Although the western Greek island of Ithaki is generally accepted as the Homeric site, scholars have long been troubled by a mismatch between its location and geography and those of the Ithaca described by Homer.

Seeking Ithaca

In fact, Robert Bittlestone, a management consultant, believes that the peninsula of Paliki on the Ionian island of Cephallonia, near Ithaki, is the real location of Odysseus’ homeland. Bittlestone thinks that Paliki used to form a separate island before earthquakes and landslides filled in a narrow sea channel dividing it from Cephallonia.

To test Bittlestone’s theory, engineers and geologists will examine rock where Bittlestone believes a narrow sea channel once existed.

Our Turk, though, said we need to consider a little more about Bittlestone and Odysseus Unbound, the book he has written with two other people.
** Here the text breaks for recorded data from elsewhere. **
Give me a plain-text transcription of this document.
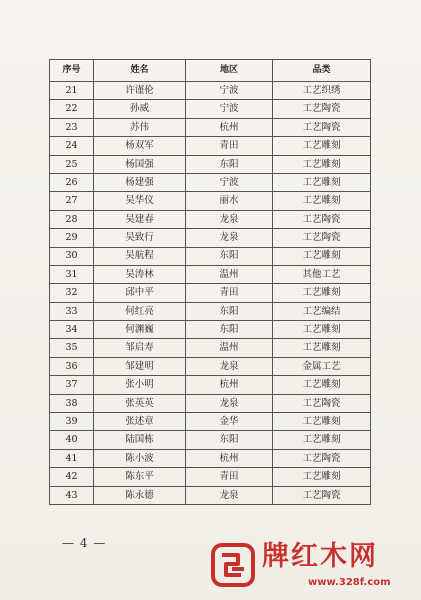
序号	姓名	地区	品类
21	许谨伦	宁波	工艺织绣
22	孙威	宁波	工艺陶瓷
23	苏伟	杭州	工艺陶瓷
24	杨双军	青田	工艺雕刻
25	杨国强	东阳	工艺雕刻
26	杨建强	宁波	工艺雕刻
27	吴华仪	丽水	工艺雕刻
28	吴建春	龙泉	工艺陶瓷
29	吴致行	龙泉	工艺陶瓷
30	吴航程	东阳	工艺雕刻
31	吴涛林	温州	其他工艺
32	邱中平	青田	工艺雕刻
33	何红亮	东阳	工艺编结
34	何渊巍	东阳	工艺雕刻
35	邹启寿	温州	工艺雕刻
36	邹建明	龙泉	金属工艺
37	张小明	杭州	工艺雕刻
38	张英英	龙泉	工艺陶瓷
39	张述章	金华	工艺雕刻
40	陆国栋	东阳	工艺雕刻
41	陈小波	杭州	工艺陶瓷
42	陈东平	青田	工艺雕刻
43	陈永德	龙泉	工艺陶瓷
— 4 —	牌红木网
www.328f.com
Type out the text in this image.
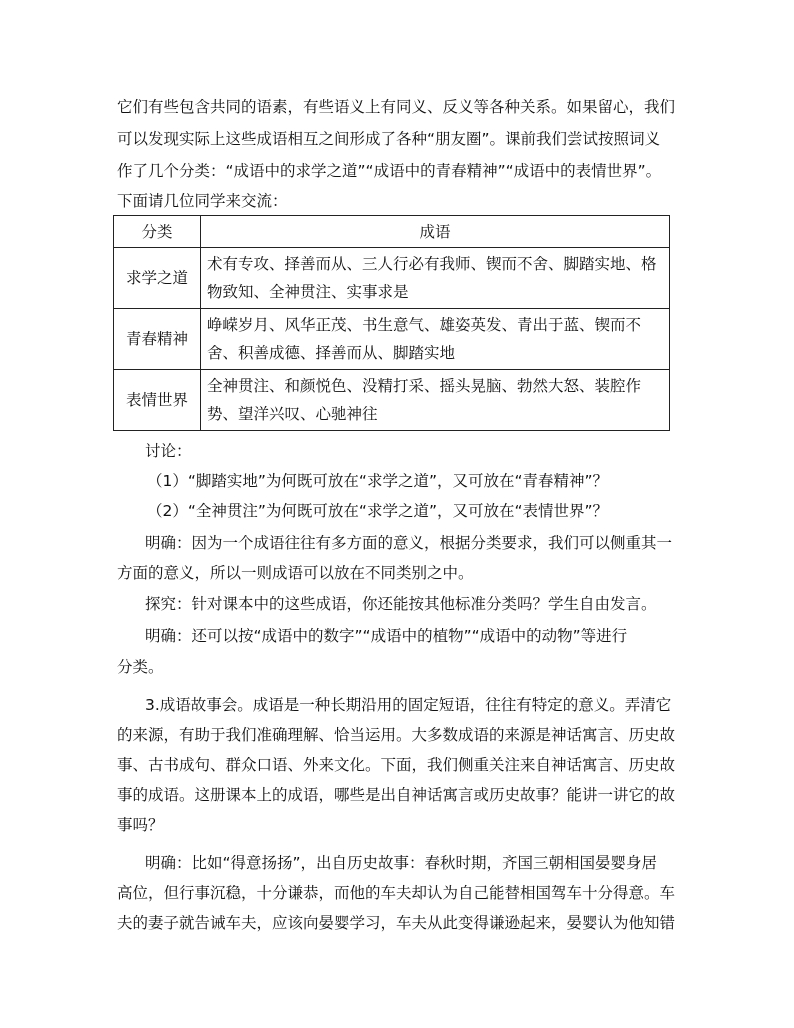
它们有些包含共同的语素，有些语义上有同义、反义等各种关系。如果留心，我们
可以发现实际上这些成语相互之间形成了各种“朋友圈”。课前我们尝试按照词义
作了几个分类：“成语中的求学之道”“成语中的青春精神”“成语中的表情世界”。
下面请几位同学来交流：
分类	成语
求学之道	术有专攻、择善而从、三人行必有我师、锲而不舍、脚踏实地、格物致知、全神贯注、实事求是
青春精神	峥嵘岁月、风华正茂、书生意气、雄姿英发、青出于蓝、锲而不舍、积善成德、择善而从、脚踏实地
表情世界	全神贯注、和颜悦色、没精打采、摇头晃脑、勃然大怒、装腔作势、望洋兴叹、心驰神往
讨论：
（1）“脚踏实地”为何既可放在“求学之道”，又可放在“青春精神”？
（2）“全神贯注”为何既可放在“求学之道”，又可放在“表情世界”？
明确：因为一个成语往往有多方面的意义，根据分类要求，我们可以侧重其一
方面的意义，所以一则成语可以放在不同类别之中。
探究：针对课本中的这些成语，你还能按其他标准分类吗？学生自由发言。
明确：还可以按“成语中的数字”“成语中的植物”“成语中的动物”等进行
分类。
3.成语故事会。成语是一种长期沿用的固定短语，往往有特定的意义。弄清它
的来源，有助于我们准确理解、恰当运用。大多数成语的来源是神话寓言、历史故
事、古书成句、群众口语、外来文化。下面，我们侧重关注来自神话寓言、历史故
事的成语。这册课本上的成语，哪些是出自神话寓言或历史故事？能讲一讲它的故
事吗？
明确：比如“得意扬扬”，出自历史故事：春秋时期，齐国三朝相国晏婴身居
高位，但行事沉稳，十分谦恭，而他的车夫却认为自己能替相国驾车十分得意。车
夫的妻子就告诫车夫，应该向晏婴学习，车夫从此变得谦逊起来，晏婴认为他知错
In our Turk’s narrow-eyed view of the Greek enterprise, the evidence points to conspiracy.

Bittlestone was educated in classics and science before reading economics at the University of Cambridge. But he also is the founder of Metapraxis Ltd., a company specializing in the detection of early warnings for multinational companies.

Seeking signs

Our Turkish friend raised his eyebrows at that expression, “early warnings for multinational companies” and gave the nod-nod, wink-wink to let us know the signs the archaeologists are seeking: hydrocarbons under the Mediterranean.

As evidence of that, he said John Underhill, one of Bittlestone’s coauthors, is chair of stratigraphy at the University of Edinburgh and associate professor in the department of petroleum engineering, Heriot-Watt University.

He then began to tell us how Fugro Group, along with Bittlestone and the Greek Geological Society, will use high-tech surveying equipment that might be used in oil-and-gas exploration for the Ithaca project.

Personally, I think our Turk was a little overexcited due to the issue of oil in waters off Cyprus, which Turkey disputes, where international oil companies are lining up for lucrative permits.

He also may have read that Mediterranean Oil & Gas PLC swung to a first half pretax profit and expects to spud its key Monte Gross and Ombrina Mare wells in 2007. Who knows what Homer found on Ithaca, wherever it may lie. But in the search for Ithaca, pace our Turk, should we worry if a lot of oil is found along the way?